L’auteur pointe son regard sur un voyage de près de deux ans. Il décide de faire abstraction de son militantisme, qui a pourtant construit la conceptrice. Il prélève des événements rapportés et romance la vie de cette avant-gardiste, bien aidé par une bibliographie fournie. Les ellipses sont organisées pour former une unité, mais le scénariste ne peut éviter la sensation de la bande dessinée « catalogue ».
Sa ligne claire, connue et reconnue, s’exprime sur un papier beige. Il crée des volumes en matérialisant des ombres portées au crayon ou au lavis. Les premières séquences sont plutôt froides, son personnage a besoin d’un renouveau. Puis, le bleu se lève pour répondre à l’irruption du sourire sur le visage de son héroïne. Simple et efficace, l’aquarelle est parfois mouillée jusqu’à l’accident. La couleur bave pour mieux représenter la nature en mouvement et, de temps à autre, l’impression laisse découvrir le grain du papier.
Ce petit format, relié, aux pages épaisses et confortables, est destiné aux connaisseurs de l’icône, aux admirateurs du dessinateur ou encore aux petits curieux. Agrémenté de belles illustrations et d’un entretien éclairant, ce livre est le témoignage de l’estime d’un artiste envers une virtuose.
Pour ceux qui auront aimé le voyage, noté que, du 2 octobre 2019 au 24 février 2020, la Fondation Louis Vuitton propose une ballade dans Le monde nouveau de Charlotte Perriand.
Les avis
Erik67
Le 06/12/2023 à 08:45:31
Charlotte Perriand est une architecte, designer et photographe française ayant vécu au siècle dernier. Je ne le savais pas avant de lire cette BD qui lui consacre une belle biographie pour lui rendre hommage.
On va surtout intéresser à sa période japonaise entre 1940 et 1942. C'est vrai que le timing de cette voyageuse n'est pas très bien observé sachant que le Japon impérialiste a déclaré la guerre à l'Occident peu après son arrivée pourtant voulu par un officiel du ministère. Elle terminera son séjour sous liberté surveillée alors que le Japon entre en guerre.

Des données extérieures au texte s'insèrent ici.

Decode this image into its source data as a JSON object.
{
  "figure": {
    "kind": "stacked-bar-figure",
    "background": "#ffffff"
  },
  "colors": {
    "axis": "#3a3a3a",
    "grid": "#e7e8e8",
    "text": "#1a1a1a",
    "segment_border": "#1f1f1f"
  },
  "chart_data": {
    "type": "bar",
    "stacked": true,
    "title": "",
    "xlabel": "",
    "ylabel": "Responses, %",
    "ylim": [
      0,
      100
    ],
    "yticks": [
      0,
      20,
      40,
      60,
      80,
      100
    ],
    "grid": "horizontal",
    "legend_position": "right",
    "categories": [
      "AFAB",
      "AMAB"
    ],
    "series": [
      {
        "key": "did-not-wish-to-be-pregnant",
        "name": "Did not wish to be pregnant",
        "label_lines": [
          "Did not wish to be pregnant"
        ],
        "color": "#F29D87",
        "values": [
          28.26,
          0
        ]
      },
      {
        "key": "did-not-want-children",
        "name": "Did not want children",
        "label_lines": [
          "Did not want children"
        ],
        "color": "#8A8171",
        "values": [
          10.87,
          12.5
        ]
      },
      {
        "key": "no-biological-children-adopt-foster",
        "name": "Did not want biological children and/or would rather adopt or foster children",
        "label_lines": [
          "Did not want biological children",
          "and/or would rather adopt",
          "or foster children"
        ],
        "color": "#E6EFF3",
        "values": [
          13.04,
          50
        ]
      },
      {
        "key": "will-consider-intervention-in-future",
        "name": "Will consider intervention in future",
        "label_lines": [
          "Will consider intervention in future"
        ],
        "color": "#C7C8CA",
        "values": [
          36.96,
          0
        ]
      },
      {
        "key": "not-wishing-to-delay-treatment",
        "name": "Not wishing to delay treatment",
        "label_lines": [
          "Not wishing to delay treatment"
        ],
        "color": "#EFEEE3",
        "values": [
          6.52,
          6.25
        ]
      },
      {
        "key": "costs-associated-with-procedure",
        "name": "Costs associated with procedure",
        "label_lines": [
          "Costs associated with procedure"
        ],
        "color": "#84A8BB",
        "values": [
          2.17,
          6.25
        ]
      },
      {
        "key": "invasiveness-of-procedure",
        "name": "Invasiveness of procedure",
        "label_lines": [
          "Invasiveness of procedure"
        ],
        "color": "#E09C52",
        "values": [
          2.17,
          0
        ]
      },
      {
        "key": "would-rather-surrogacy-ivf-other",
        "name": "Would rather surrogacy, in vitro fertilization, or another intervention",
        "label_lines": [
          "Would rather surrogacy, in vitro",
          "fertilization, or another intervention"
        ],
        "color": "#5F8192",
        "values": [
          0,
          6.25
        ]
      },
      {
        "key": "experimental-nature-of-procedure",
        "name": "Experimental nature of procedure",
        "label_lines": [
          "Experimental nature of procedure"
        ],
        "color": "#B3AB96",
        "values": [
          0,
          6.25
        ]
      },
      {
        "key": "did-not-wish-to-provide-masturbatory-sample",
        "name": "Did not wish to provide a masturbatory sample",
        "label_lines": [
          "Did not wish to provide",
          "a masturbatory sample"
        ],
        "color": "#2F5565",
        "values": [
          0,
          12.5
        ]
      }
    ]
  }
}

Visiblement, elle a été une collaboratrice du célèbre le Corbusier qui lui fait d'ailleurs des reproches dans un cauchemar qu'elle fait en début d'aventure sur le bateau en partance pour le Japon. Il faut savoir que ce n'était pas vraiment une architecte d’immeubles ou des gros ouvrages comme on pourrait le penser mais plutôt une architecte d'intérieure.
Je ressors de cette lecture plutôt déçu car sa personnalité manque véritablement d'empathie. Par ailleurs, cela se concentre sur une période très courte de sa longue vie ce qui ne permet pas de cerner tout l'apport de cette architecte avant-gardiste.
Je retiens néanmoins qu'elle fut une véritable amoureuse de la culture japonaise qu'elle se souciait de préserver face à la déferlante de mauvais goût occidental. A noter qu'il y a également un réel effort au niveau du graphisme pour nous présenter un bel ouvrage. Bref, tout cela compense un peu.